Agesilaus did not shy away from a fight with the other Greek states and did so with great andreia (ἀνδρεία), or courage. Regarding the decision go it war, “it seems to me that he supplied proofs that are not immanifest, by always undertaking to wage war against the strongest enemies both of his city and of Greece and, in the contests against them, stationing himself in the fore”. In battle, Agesilaus made tactical choices that other commanders might have been too cautious to make: “he did not choose for himself the safest things: for although it was possible for him to let pass the men charging and then to pursue and defeat their rear, he did not do this but came to blows with the Thebans head-on.” In connection to this, Xenophon praises Agesilaus’ active lifestyle in his advanced years (Agesilaus was in his 80s when he died); he would not “claim as an excuse his old age”. However, as Robert C. Bartlett remarks, Xenophon contradicts himself elsewhere by mentioning that Agesilaus refused to take the field when war again erupted with Thebes, citing old age.

In addition to his courage, noble stock and self-control, Agesilaus was also highly patriotic and generous towards his people. Those who behaved as such had the virtue of sofia (σοφία). Agesilaus was powerful, but he did not abuse his power, conscientiously adhering to the rules of Spartan society, in turn forging a mutual respect between him and his people, “for who would wish to be disobedient when he sees the king being obedient?”.

== Bibliography ==
Cawkwell, G. L. "Agesilaus and Sparta." The Classical Quarterly 26, no. 1 (1976): 62-84. http://www.jstor.org/stable/638399.

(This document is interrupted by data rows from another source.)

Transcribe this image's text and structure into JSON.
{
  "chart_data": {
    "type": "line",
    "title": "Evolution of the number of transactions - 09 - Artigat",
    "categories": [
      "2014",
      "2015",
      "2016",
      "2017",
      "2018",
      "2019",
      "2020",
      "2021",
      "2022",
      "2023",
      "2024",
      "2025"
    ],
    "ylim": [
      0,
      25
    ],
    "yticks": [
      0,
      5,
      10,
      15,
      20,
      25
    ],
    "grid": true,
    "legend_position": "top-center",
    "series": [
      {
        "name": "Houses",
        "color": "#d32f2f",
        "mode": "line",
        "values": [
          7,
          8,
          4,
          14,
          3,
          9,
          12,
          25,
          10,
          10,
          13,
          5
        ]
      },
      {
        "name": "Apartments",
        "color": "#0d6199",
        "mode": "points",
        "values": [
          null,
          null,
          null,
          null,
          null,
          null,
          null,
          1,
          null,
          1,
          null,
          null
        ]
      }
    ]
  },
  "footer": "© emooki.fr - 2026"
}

Christesen, Paul. "Xenophon’s Views on Sparta." In The Cambridge Companion to Xenophon, edited by Michael A. Flower. Cambridge Companions to Literature, 376-400. Cambridge: Cambridge University Press, 2016.

Konstan, David. "Afterword: Before Virtue." In Xenophon’s Virtues, edited by Danzig Gabriel, M. Johnson David and Konstan David, 467-80. Berlin, Boston: De Gruyter, 2024.

Xenophon. "Chapter 2. Agesilaus: Translated by Robert C. Bartlett." In The Shorter Writings, edited by A. McBrayer Gregory, 51-78. Ithaca, NY: Cornell University Press, 2018, 75.